How Does It Differ from a Z-Test?

You may come across a related test called the z-test, which answers the same basic question. The crucial difference lies in what you know about the population. A z-test requires you to know the population standard deviation — that is, the true spread of scores in the entire population. In practice, we almost never know this value. The one-sample t-test was developed precisely for this common situation: it uses thesample standard deviation as an estimate of the population spread. Because this introduces extra uncertainty, the t-test relies on a slightly wider distribution (the t-distribution) rather than the normal distribution used by the z-test. As sample size grows, the t-distribution closely resembles the normal distribution, so the two tests give nearly identical results with large samples.

How Does It Work?

The test computes a t-statistic by taking the difference between your sample mean and the hypothesized value and dividing it by the standard error of the mean. The standard error measures how much you would expect a sample mean to bounce around from one random sample to the next; it is calculated by dividing the sample standard deviation by the square root of the sample size.

A larger absolute t-value means the sample mean is further from the hypothesized value relative to the variability in your data. The test then gives you a p-value, which is the probability of seeing a t-value at least as extreme as yours if the true population mean really were equal to the hypothesized value. If the p-value falls below your significance level (typically 0.05), you conclude that your sample mean is significantly different from the reference value.

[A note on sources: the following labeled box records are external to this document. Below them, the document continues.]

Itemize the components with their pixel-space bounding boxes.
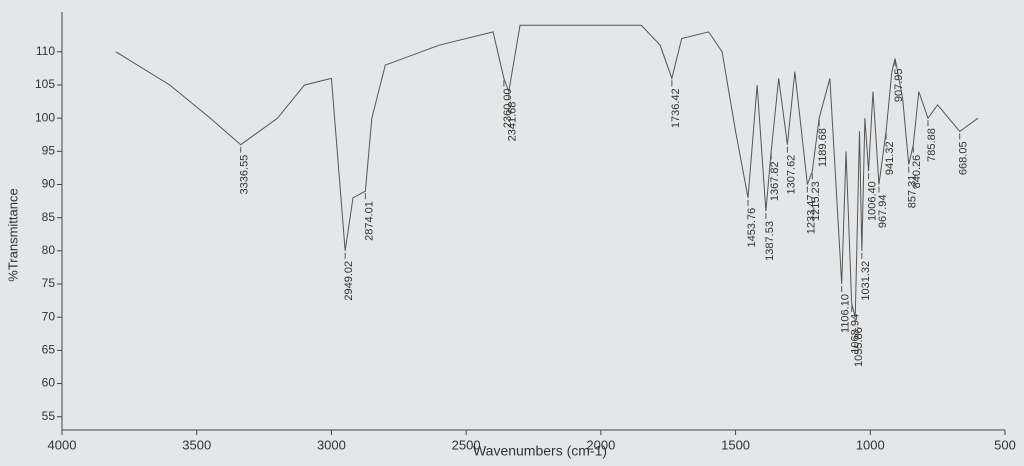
x-tick-label: 3000 [317, 437, 346, 452]
peak-label: 1031.32 [860, 261, 872, 301]
x-tick-label: 1500 [721, 437, 750, 452]
y-tick-label: 75 [42, 276, 56, 290]
y-tick-label: 90 [42, 177, 56, 191]
x-tick-label: 3500 [182, 437, 211, 452]
peak-label: 1068.94 [850, 314, 862, 354]
y-tick-label: 80 [42, 243, 56, 257]
peak-label: 3336.55 [239, 155, 251, 195]
x-tick-label: 2500 [452, 437, 481, 452]
y-axis-title: %Transmittance [5, 188, 20, 281]
peak-label: 2949.02 [343, 261, 355, 301]
x-tick-label: 500 [994, 437, 1016, 452]
peak-label: 857.31 [907, 175, 919, 209]
spectrum-line [115, 24, 979, 318]
peak-label: 1215.23 [810, 181, 822, 221]
peak-label: 2341.68 [507, 102, 519, 142]
peak-label: 967.94 [877, 195, 889, 229]
y-tick-label: 65 [42, 343, 56, 357]
peak-label: 2874.01 [363, 201, 375, 241]
peak-label: 785.88 [926, 128, 938, 162]
y-tick-label: 100 [35, 110, 55, 124]
y-tick-label: 85 [42, 210, 56, 224]
x-tick-label: 2000 [586, 437, 615, 452]
y-tick-label: 55 [42, 409, 56, 423]
peak-label: 907.95 [893, 68, 905, 102]
peak-label: 2360.00 [502, 88, 514, 128]
y-tick-label: 105 [35, 77, 55, 91]
x-tick-label: 1000 [856, 437, 885, 452]
x-axis-title: Wavenumbers (cm-1) [473, 443, 607, 459]
peak-label: 1006.40 [866, 181, 878, 221]
peak-label: 1387.53 [764, 221, 776, 261]
peak-label: 1453.76 [746, 208, 758, 248]
peak-label: 1307.62 [785, 155, 797, 195]
y-tick-label: 70 [42, 309, 56, 323]
peak-label: 1736.42 [670, 88, 682, 128]
peak-label: 1055.86 [853, 327, 865, 367]
peak-label: 1233.47 [805, 195, 817, 235]
peak-label: 1106.10 [840, 294, 852, 333]
peak-label: 1189.68 [817, 128, 829, 167]
peak-label: 1367.82 [769, 161, 781, 201]
peak-label: 840.26 [911, 155, 923, 189]
y-tick-label: 95 [42, 144, 56, 158]
y-tick-label: 110 [36, 44, 55, 58]
x-tick-label: 4000 [48, 437, 77, 452]
peak-label: 668.05 [958, 141, 970, 175]
y-tick-label: 60 [42, 376, 56, 390]
peak-label: 941.32 [884, 141, 896, 175]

What Does the Result Mean?

A significant result tells you that it would be very unlikely to observe a sample mean as far from the hypothesized value as yours if the population mean truly equalled that value. In our reading-test example, a significant result would suggest that students at the school really do score differently from the national average. A non-significant result means you do not have sufficient evidence to conclude that the school's average differs from the national figure — but it does not prove the two are identical.

Key Assumptions

• Continuous data: The variable you are measuring should be on a continuous (interval or ratio) scale — for example, test scores, reaction times, or weights.
• Independence: Each observation should be independent of the others. Collecting one score should not influence any other score in your sample.
• Approximate normality: The data should be roughly normally distributed. With larger samples (typically 30 or more), the test is robust to moderate departures from normality because the sampling distribution of the mean becomes approximately normal regardless of the shape of the underlying data.
• No severe outliers: Extreme values can distort the sample mean and inflate the standard deviation, potentially misleading the test. Always check your data for outliers before running the analysis.

When to Use It

Use the one-sample t-test whenever you have one group of observations and a specific reference value you want to compare them against. This reference might be a population mean published in the literature, a benchmark target, or a theoretically meaningful number (like zero). If instead you want to compare two groups of different people, you need an independent samples t-test. If you are comparing two measurements from the same people, you need a paired samples t-test.

A Quick Example

A nutritionist wants to know if the average daily calorie intake of a group of university students differs from the recommended 2,000 calories. She surveys 50 students and finds a mean intake of 2,180 calories with a standard deviation of 420. She runs a one-sample t-test comparing the sample mean to 2,000. The resulting t-value is 3.03, with a p-value of 0.004. Because 0.004 is well below 0.05, she concludes that the students' average intake is significantly higher than the recommended level.

The one-sample t-test is a foundational tool for situations where you have a clear benchmark and want to know whether your data deviate from it. It is simple to compute, easy to interpret, and widely applicable across the social and health sciences.